“Ultra-processed food tends to promote the onset of chronic intestinal diseases”

Currently, 250,000 people suffer from chronic inflammatory bowel disease (IBD) in France. For so long, gastroenterologists refused to see a correlation between diet and these diseases (Crohn’s disease and UC), things are starting to change. The role of the intestinal microbiota is now much better known.

Benoît Chassaing, research director at Inserm, has made it his specialty. 20 minutes met him at the national IBD fair, to understand the link between ultra-processed food, microbiota and intestinal diseases.

Does ultra-processed food have an impact on the evolution of chronic intestinal diseases?

Several clinical trials show that diet plays either a protective or negative role in the onset and chronicity of Crohn’s disease and UC. And it goes through the microbiota. These studies show that processed and ultra-processed diets tend to promote the onset and chronicity of IBD, while a rich and balanced diet with fiber consumption, without additives and not processed, is associated with a decrease in the incidence of IBD.

For example, we were interested in emulsifying agents. Not all of them are necessarily bad. Soy lecithin or mono and diglycerides of fatty acids, two emulsifiers that are widely used in France, seem completely harmless. Unlike carrageenans, which are widely used in chocolate dessert creams for their gelatinous side, soy milk or coconut milk, and whose pro-inflammatory power is known and recognized.

Does the diet we received at an early age also play a role in the occurrence of these diseases?

Yes, some studies show that people who will develop IBD consume more emulsifying agents and ultra-processed foods than people who will not develop the pathology. We know that there is a genetic factor in these diseases. The Japanese, for example, had very few IBD. One could think that they had a genetic ground which made them more resistant. But we have realized, during waves of migration, that when these populations arrive in countries where there are many IBD, in one generation, the children have a risk of IBD equivalent to the country in which they have immigrant. The genes didn’t mutate on the plane, so there’s clearly an environmental factor. We believe that processed food will impact the microbiota and will therefore reveal the pathology in people who were at risk of developing it.

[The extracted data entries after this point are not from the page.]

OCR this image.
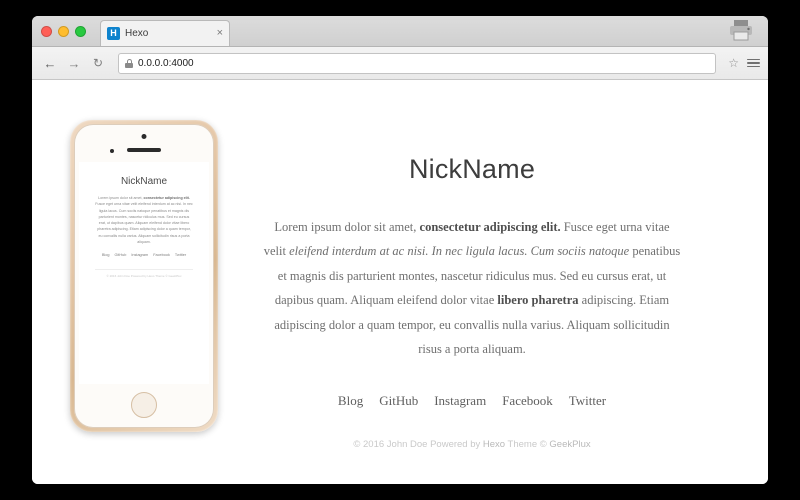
H Hexo	×
← →	↻	0.0.0.0:4000	☆
NickName
Lorem ipsum dolor sit amet, consectetur adipiscing elit. Fusce eget urna vitae velit eleifend interdum at ac nisi. In nec ligula lacus. Cum sociis natoque penatibus et magnis dis parturient montes, nascetur ridiculus mus. Sed eu cursus erat, ut dapibus quam. Aliquam eleifend dolor vitae libero pharetra adipiscing. Etiam adipiscing dolor a quam tempor, eu convallis nulla varius. Aliquam sollicitudin risus a porta aliquam.
Blog GitHub Instagram Facebook Twitter
© 2016 John Doe Powered by Hexo Theme © GeekPlux
NickName

Lorem ipsum dolor sit amet, consectetur adipiscing elit. Fusce eget urna vitae velit eleifend interdum at ac nisi. In nec ligula lacus. Cum sociis natoque penatibus et magnis dis parturient montes, nascetur ridiculus mus. Sed eu cursus erat, ut dapibus quam. Aliquam eleifend dolor vitae libero pharetra adipiscing. Etiam adipiscing dolor a quam tempor, eu convallis nulla varius. Aliquam sollicitudin risus a porta aliquam.

Blog GitHub Instagram Facebook Twitter
© 2016 John Doe Powered by Hexo Theme © GeekPlux
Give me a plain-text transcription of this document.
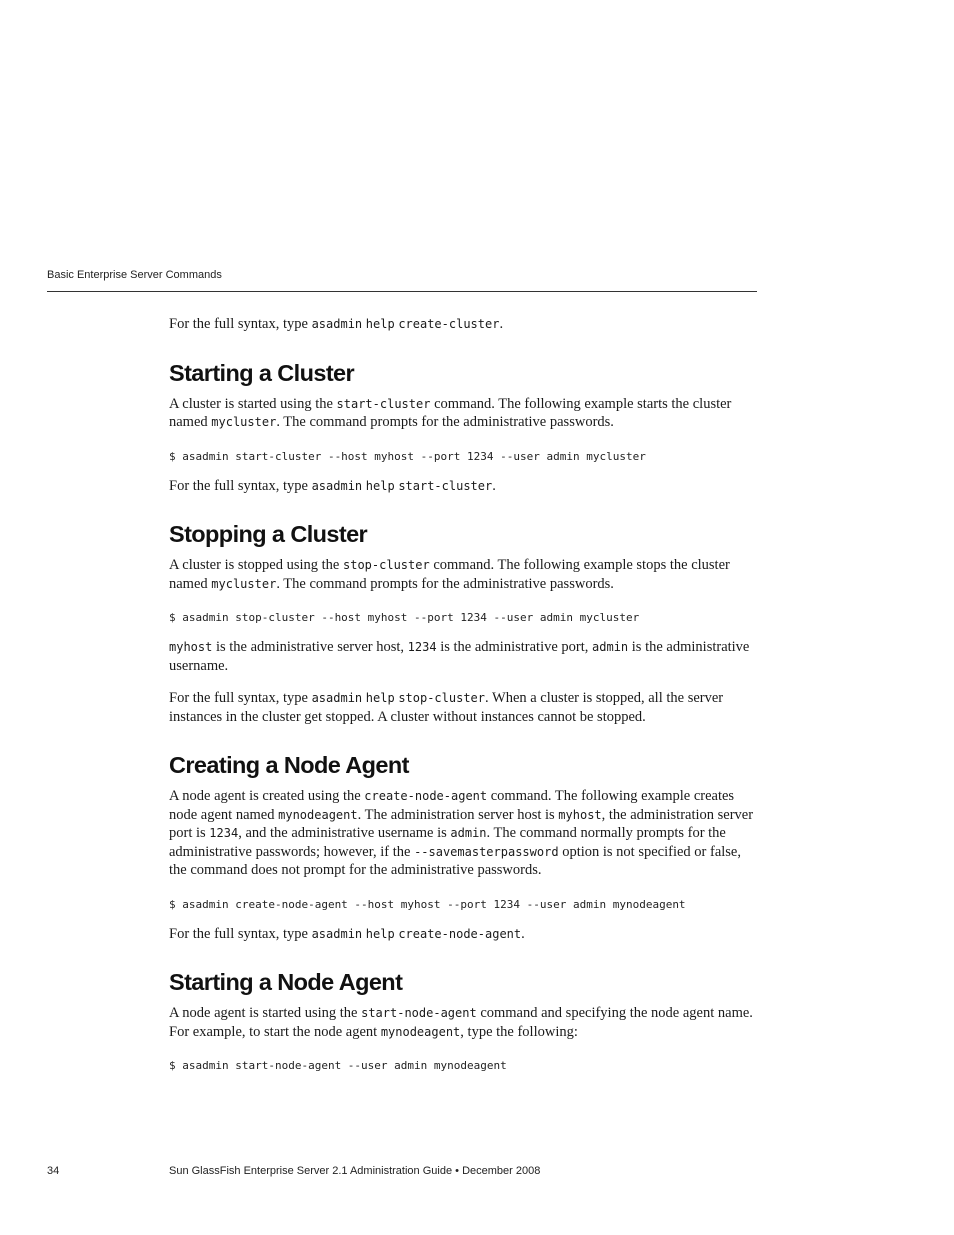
Basic Enterprise Server Commands

For the full syntax, type asadmin help create-cluster.

Starting a Cluster

A cluster is started using the start-cluster command. The following example starts the cluster named mycluster. The command prompts for the administrative passwords.

$ asadmin start-cluster --host myhost --port 1234 --user admin mycluster

For the full syntax, type asadmin help start-cluster.

Stopping a Cluster

A cluster is stopped using the stop-cluster command. The following example stops the cluster named mycluster. The command prompts for the administrative passwords.

$ asadmin stop-cluster --host myhost --port 1234 --user admin mycluster

myhost is the administrative server host, 1234 is the administrative port, admin is the administrative username.

For the full syntax, type asadmin help stop-cluster. When a cluster is stopped, all the server instances in the cluster get stopped. A cluster without instances cannot be stopped.

Creating a Node Agent

A node agent is created using the create-node-agent command. The following example creates node agent named mynodeagent. The administration server host is myhost, the administration server port is 1234, and the administrative username is admin. The command normally prompts for the administrative passwords; however, if the --savemasterpassword option is not specified or false, the command does not prompt for the administrative passwords.

$ asadmin create-node-agent --host myhost --port 1234 --user admin mynodeagent

For the full syntax, type asadmin help create-node-agent.

Starting a Node Agent

A node agent is started using the start-node-agent command and specifying the node agent name. For example, to start the node agent mynodeagent, type the following:

$ asadmin start-node-agent --user admin mynodeagent
34	Sun GlassFish Enterprise Server 2.1 Administration Guide • December 2008
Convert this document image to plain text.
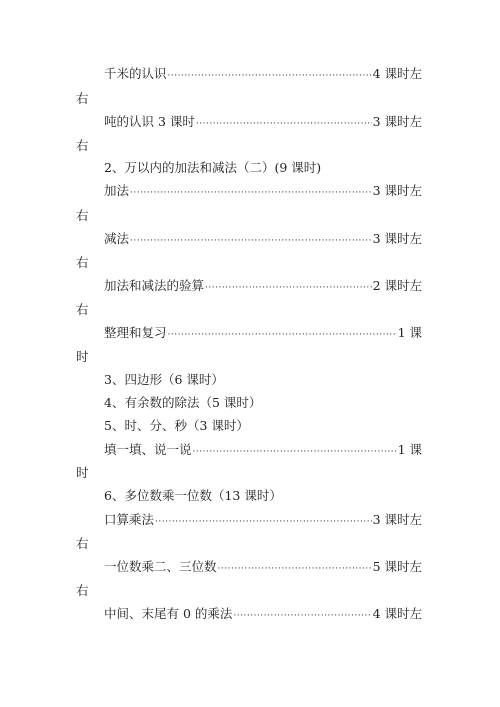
千米的认识 ·····	4 课时左
右
吨的认识 3 课时 ·····	3 课时左
右
2、万以内的加法和减法（二）(9 课时)
加法 ·····	3 课时左
右
减法 ·····	3 课时左
右
加法和减法的验算 ·····	2 课时左
右
整理和复习 ·····	1 课
时
3、四边形（6 课时）
4、有余数的除法（5 课时）
5、时、分、秒（3 课时）
填一填、说一说 ·····	1 课
时
6、多位数乘一位数（13 课时）
口算乘法 ·····	3 课时左
右
一位数乘二、三位数 ·····	5 课时左
右
中间、末尾有 0 的乘法 ·····	4 课时左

Cooking and stopping eating processed foods is fine. But I live in Paris. I have two children. I know it’s complicated. In fact, ideally, patients at risk should be identified and they should be very careful. The other patients, having a disease caused by other factors, would be left alone. That is the key to personalized medicine.

You mean not all people with IBD are impacted by ultra-processed food?

No, especially concerning emulsifying agents. We saw this with mouse models, then with the first clinical study in humans. When given a particular emulsifying agent to healthy humans, some do not respond at all and others have a very sensitive microbiota, which becomes pro-inflammatory. It is a pilot study and short in time, so these are not patients who have developed a pathology. But some people are thought to have microbiota that, if brought into daily contact with food additives, could lead to chronic inflammatory disease after two, five or ten years.

Can the microbiota also play a role in the way the treatment will react on the patient?

Yes. At the level of Crohn’s disease and UC, it is still at the research stage, but where it is much more advanced is at the level of cancer treatments. Research shows that in certain therapies related to certain cancers, there are responders and non-responders. Example with patients with the same cancer, taking the same drug: for some, it does not work at all while for neighbors it works. This research has shown that differences in microbiota lead to the effectiveness or ineffectiveness of treatment.

If the microbiota allows the effectiveness of the treatment, we do the treatment. If we have a microbiota that does not allow efficacy, we will do a fecal transplant from a donor which will allow the efficacy of the treatment. Preliminary data shows it works. It’s still extraordinary to be able to modulate the microbiota in order to promote the therapeutic response.

Precisely, where are we in terms of fecal transplantation?

For now, it’s only at the research level. Today, I really advise against fecal transplants done at home, because you have to be very careful about the donor you use. We will take the microbiota from a donor who is healthy and we will transplant it into someone who is at risk, having a pathology. Some bacteria can carry resistance to antibiotics, for example. We must be careful to take donors who do not have these bacteria. In the United States, there were mistakes made because the regulations had changed. And there were two deaths. These patients should never have received these microbiota. But I really think that in the longer term, fecal transplantation can benefit patients. When we have identified the good recipients, the good donors, the good donor-recipient couples, that can help them.